Kissinger Shares First Public Statement on “War with Korea”


WASHINGTON, DC – During yesterday’s hearing of the Senate Armed Service Committee, U.S. Senator Dan Sullivan (R-AK) questioned former Secretary of State Dr. Henry Kissinger on the immediate threat and near-term challenges from a war with North Korea and likely impact on the proliferation of nuclear weapons. According to Dr. Kissinger, it was his first time speaking publicly on the issue.

 Sullivan Questions Former Secretary of State

Senator Sullivan Questioning Former Secretary of State Henry Kissinger on North Korea (click image or here to watch).


At the hearing, Senator Sullivan – who has consistently expressed his support for an AUMF from Congress ahead of a pre-emptive ground war on the Korean Peninsula – said that the Trump administration has put out a “red line” against North Korea getting a nuclear tipped intercontinental ballistic missile. As a result, Senator Sullivan said, “The [coming] fork in the road is either some kind of preemptive military option to prevent that capability with all its inherent risks, or an increasingly tight sanctions regime, perhaps with a naval blockade that would address clamping down on North Korea even more, with China’s help hopefully and addressing the issue of proliferation… can you give us your sense on that fork in the road? Is that a false choice? How would you be thinking about that issue?”

Former Secretary of State Henry Kissinger

Former Secretary of State Speaking on North Korea (click image or here to watch)

 “We will hit that fork in the road,” Dr. Kissinger replied, “and the temptation to deal with it with a preemptive attack is strong, and the argument is rational. But in any event…I would be very concerned by a unilateral American war at the borders of China and Russia in which we are not supported by a significant part of the world, or at least of the Asian world.”

Kissinger then elaborated on the repercussions of letting Kim Jong Un retain his nuclear and ballistic missile programs.  “We better get used to the fact that…South Korea will not accept being the only Korea that has no nuclear weapon, that relates to similar trends in Japan, and then we're living in a new world in which technically competent countries with adequate command structures are possessing nuclear weapons in an area in which there are considerable national disagreements. That is a new world that will require new thinking [about] our whole deterrent posture…”

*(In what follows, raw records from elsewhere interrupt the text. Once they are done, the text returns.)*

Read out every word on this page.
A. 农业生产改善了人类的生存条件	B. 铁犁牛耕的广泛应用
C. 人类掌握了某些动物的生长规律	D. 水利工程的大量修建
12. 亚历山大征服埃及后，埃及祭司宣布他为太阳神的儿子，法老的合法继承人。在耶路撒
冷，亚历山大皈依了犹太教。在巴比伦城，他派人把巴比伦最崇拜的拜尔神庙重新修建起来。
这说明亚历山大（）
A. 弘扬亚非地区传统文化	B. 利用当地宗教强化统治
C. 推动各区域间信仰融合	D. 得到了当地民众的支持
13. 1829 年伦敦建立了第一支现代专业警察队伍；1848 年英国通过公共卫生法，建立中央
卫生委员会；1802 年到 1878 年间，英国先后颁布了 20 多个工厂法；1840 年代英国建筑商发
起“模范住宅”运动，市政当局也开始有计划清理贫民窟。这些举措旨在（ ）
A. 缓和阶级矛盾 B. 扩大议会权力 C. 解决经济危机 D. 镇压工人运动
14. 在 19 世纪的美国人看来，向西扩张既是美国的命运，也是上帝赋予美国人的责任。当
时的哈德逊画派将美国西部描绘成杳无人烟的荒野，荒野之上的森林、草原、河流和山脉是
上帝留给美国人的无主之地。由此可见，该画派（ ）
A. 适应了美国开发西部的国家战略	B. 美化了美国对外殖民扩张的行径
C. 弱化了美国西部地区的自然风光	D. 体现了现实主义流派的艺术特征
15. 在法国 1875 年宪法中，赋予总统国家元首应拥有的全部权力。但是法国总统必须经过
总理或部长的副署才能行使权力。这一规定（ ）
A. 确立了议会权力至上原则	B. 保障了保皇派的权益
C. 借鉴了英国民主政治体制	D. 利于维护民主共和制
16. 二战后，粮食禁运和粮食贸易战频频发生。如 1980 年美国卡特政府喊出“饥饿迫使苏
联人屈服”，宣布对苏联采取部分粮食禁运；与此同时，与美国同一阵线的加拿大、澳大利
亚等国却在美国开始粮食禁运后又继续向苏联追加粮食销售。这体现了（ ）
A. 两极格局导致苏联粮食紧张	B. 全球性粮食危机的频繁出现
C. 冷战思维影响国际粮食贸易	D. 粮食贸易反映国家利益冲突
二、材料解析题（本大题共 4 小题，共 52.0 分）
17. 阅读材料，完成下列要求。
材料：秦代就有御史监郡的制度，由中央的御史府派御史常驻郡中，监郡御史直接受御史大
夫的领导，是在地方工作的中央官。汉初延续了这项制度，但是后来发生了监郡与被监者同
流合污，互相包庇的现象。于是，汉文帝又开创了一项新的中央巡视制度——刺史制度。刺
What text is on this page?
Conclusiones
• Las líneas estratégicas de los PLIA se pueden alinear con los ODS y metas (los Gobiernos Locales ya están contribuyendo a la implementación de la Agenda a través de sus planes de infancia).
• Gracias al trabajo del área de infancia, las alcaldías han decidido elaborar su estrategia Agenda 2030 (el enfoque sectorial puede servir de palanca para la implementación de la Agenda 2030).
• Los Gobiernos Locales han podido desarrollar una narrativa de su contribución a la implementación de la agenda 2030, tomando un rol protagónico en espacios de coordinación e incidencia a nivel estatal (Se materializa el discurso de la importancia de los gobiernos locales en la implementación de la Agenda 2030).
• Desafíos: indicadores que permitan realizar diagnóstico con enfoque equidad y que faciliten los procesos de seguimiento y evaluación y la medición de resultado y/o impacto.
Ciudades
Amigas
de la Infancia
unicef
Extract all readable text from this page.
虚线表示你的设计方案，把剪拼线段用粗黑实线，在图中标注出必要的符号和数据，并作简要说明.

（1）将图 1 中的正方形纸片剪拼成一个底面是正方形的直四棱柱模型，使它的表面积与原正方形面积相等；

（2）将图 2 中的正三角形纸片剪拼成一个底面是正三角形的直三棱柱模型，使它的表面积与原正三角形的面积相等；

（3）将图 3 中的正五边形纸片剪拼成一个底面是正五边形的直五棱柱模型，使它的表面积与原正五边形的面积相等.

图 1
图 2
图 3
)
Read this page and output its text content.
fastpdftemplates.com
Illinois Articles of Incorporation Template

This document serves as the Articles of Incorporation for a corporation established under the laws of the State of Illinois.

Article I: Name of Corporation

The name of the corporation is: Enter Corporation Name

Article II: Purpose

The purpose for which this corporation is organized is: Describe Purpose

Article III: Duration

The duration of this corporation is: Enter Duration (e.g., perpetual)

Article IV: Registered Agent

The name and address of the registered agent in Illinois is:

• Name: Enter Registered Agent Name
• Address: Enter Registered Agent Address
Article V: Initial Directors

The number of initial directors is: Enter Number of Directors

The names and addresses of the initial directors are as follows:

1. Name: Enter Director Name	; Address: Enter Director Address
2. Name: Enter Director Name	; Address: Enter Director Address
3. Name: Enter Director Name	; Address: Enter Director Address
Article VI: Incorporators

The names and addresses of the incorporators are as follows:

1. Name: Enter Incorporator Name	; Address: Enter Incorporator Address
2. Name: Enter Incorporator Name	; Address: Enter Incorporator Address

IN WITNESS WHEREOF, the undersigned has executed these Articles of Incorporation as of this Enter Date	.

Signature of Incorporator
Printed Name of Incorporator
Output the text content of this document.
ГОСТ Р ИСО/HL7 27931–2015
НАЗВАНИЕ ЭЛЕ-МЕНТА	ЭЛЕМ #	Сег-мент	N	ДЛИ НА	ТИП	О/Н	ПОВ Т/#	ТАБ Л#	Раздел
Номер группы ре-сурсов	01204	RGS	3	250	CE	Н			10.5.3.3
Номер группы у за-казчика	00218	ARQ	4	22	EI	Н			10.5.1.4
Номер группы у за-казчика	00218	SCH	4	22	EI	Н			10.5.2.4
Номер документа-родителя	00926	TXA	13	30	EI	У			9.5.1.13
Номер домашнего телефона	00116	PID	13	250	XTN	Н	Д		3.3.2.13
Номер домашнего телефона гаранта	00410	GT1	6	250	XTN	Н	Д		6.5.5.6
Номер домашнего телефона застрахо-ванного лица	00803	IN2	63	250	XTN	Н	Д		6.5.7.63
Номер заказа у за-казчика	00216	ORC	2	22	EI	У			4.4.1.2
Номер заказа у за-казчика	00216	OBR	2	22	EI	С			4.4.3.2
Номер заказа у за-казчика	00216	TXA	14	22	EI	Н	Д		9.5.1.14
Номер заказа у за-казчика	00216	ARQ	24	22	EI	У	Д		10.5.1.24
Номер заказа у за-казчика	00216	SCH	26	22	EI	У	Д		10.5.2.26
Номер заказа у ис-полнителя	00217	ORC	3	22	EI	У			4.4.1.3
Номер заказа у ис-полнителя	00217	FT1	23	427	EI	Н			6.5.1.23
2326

Kissinger concluded by saying, “I support the administration's objective…but when we get to your question, we have to do some prayerful thinking. To fight a war at the border of China and Russia without some agreement with them, alone, that is a big decision.  And, I’m telling you my doubt in my thinking in a policy I agree with bringing pressure on North Korea, and I agree with the statements the administration has made up to now. But, and I have not stated this publicly before -- but if you ask me directly, what do I think of a war with Korea, this is what I think.”

Kissinger testified on global challenges and U.S. national security strategy alongside fellow foreign policy titans George Shultz, who was President Ronald Reagan’s secretary of state, and Richard Armitage, a former deputy secretary of state for President George W. Bush.